The retailer said sales for fiscal first quarter 2017 are so far in positive single-digit territory and said the leap year was the reason. That comment has sent the stock higher in early trading and caused many analysts to either raise their price targets or just reiterate their “buy” ratings. The stock was up more than 3 percent to $34.09 in the early session of trading.
Paul Lejuez, an analyst at Citigroup said, “We estimate comps are currently flat to up slightly, though excluding the extra day from leap year [Urban is not on the typical retail 4-5-4 calendar], comps are flat to slightly down.” He noted that his estimate for the first quarter was for sales to be down 1 percent to 2 percent. He said the earlier Easter also helped results, but that there was uncertainty over how the rest of April will play out.
Richard Jaffe, an analyst at Stifel Nicolaus, raised his price target from $34 to $38 even though he thinks comps will be flat for the first quarter. He thinks comparisons will grow easier in the second quarter and that should drive positive comps. He sees women’s apparel as the best category for the Urban division, while men’s remains negative.
When it comes to Anthropologie, he wrote, “It appears that customers are responding favorably to the brand’s updated spring merchandise assortment, especially dresses.” He thinks that despite apparel weakness in this division, inventory discipline, higher mark ups and better full-price selling in dresses will result in gains at the division.
The annual proxy statement also revealed that total compensation fell for chief executive officer Richard Hayne from $535,636 in 2015 to $44,310 in 2016. Hayne did not see a repeat of the $500,000 bonus received in 2015 and only receives an annual salary of $1.

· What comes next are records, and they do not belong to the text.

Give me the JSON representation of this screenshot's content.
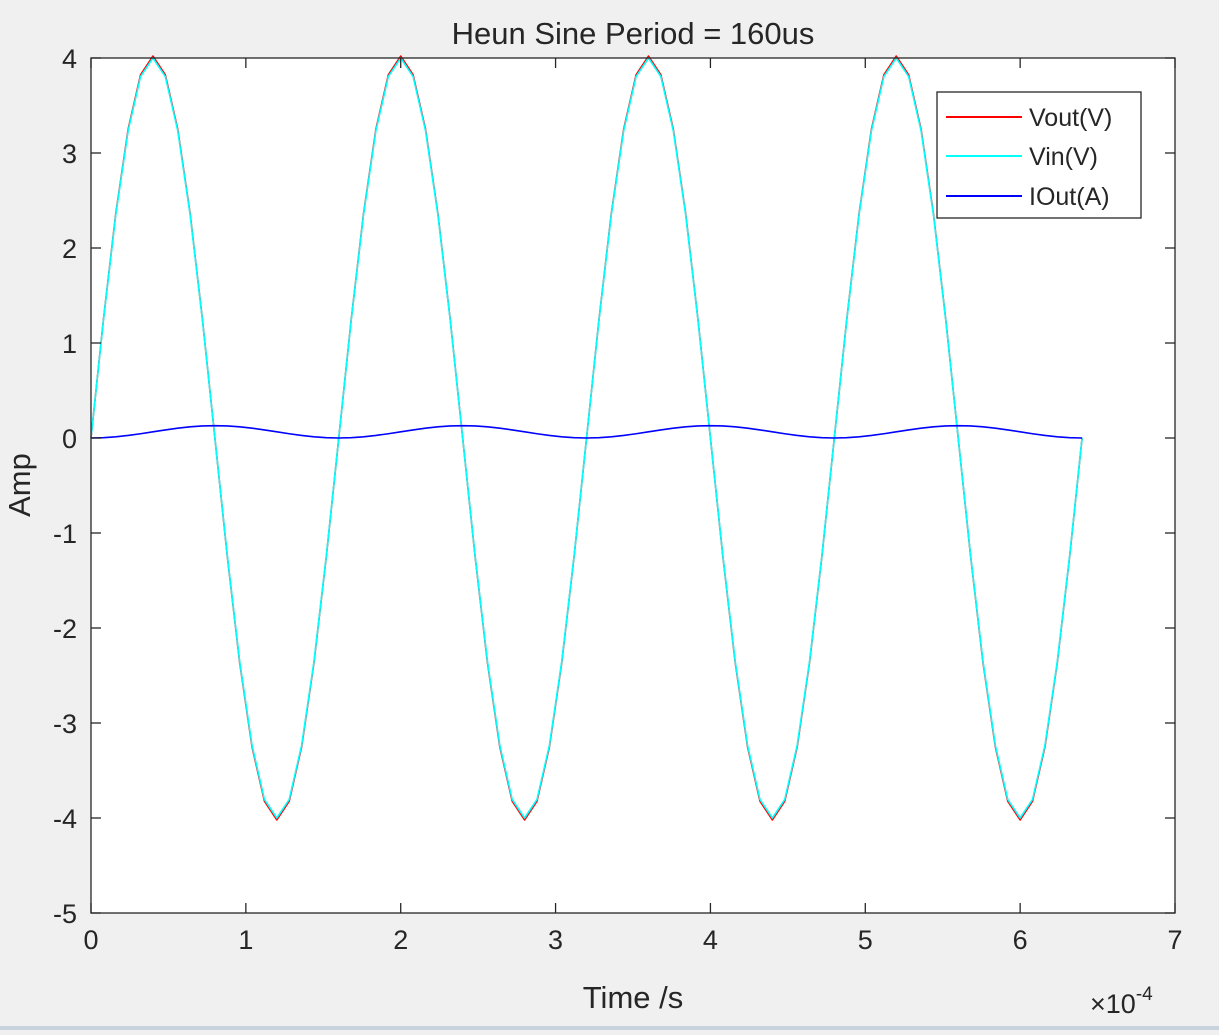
{
  "chart_data": {
    "type": "line",
    "title": "Heun Sine Period = 160us",
    "xlabel": "Time /s",
    "ylabel": "Amp",
    "x_exponent_base": "×10",
    "x_exponent_power": "-4",
    "xlim": [
      0,
      7
    ],
    "ylim": [
      -5,
      4
    ],
    "xticks": [
      0,
      1,
      2,
      3,
      4,
      5,
      6,
      7
    ],
    "yticks": [
      4,
      3,
      2,
      1,
      0,
      -1,
      -2,
      -3,
      -4,
      -5
    ],
    "x_scale": 0.0001,
    "legend_position": "top-right",
    "series": [
      {
        "name": "Vout(V)",
        "color": "#ff0000",
        "formula": "4*sin(2*pi*t/1.6)",
        "x_start": 0,
        "x_end": 6.4,
        "x_step": 0.08
      },
      {
        "name": "Vin(V)",
        "color": "#00ffff",
        "formula": "4*sin(2*pi*t/1.6)",
        "x_start": 0,
        "x_end": 6.4,
        "x_step": 0.08
      },
      {
        "name": "IOut(A)",
        "color": "#0000ff",
        "formula": "0.065*(1-cos(2*pi*t/1.6))",
        "x_start": 0,
        "x_end": 6.4,
        "x_step": 0.08
      }
    ]
  }
}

David McCreight, ceo of Anthropologie Inc., saw his total compensation fall from $7.1 million in 2015 to $1.8 million in 2016. McCreight received no stock awards in 2016 versus the $4.6 million received in 2015. The non-equity incentive plan compensation declined from $1.5 million in 2015 to $886,500 in 2016.
Chief financial officer Francis Conforti got an increase in total compensation, from $1.3 million in 2015 to $2.1 million in 2016. Conforti’s stock awards jumped from $511,934 in 2015 to $1.3 million in 2016. The non-equity incentive plan compensation fell from $383,625 in 2015 to $250,000 in 2016.
The revenue goals for compensation for both Urban Outfitter Brand and the Anthropologie Brands were not met for fiscal 2016. As a result, bonuses tied to these goals were not paid.
“While the 1970’s, bohemian and wider pant leg trends resonated with early fashion adopters, they failed to gain widespread acceptance,” wrote Jaffe, “We are starting to see greater acceptance of these trends this spring, but expect more mass appeal for the back-to-school season.”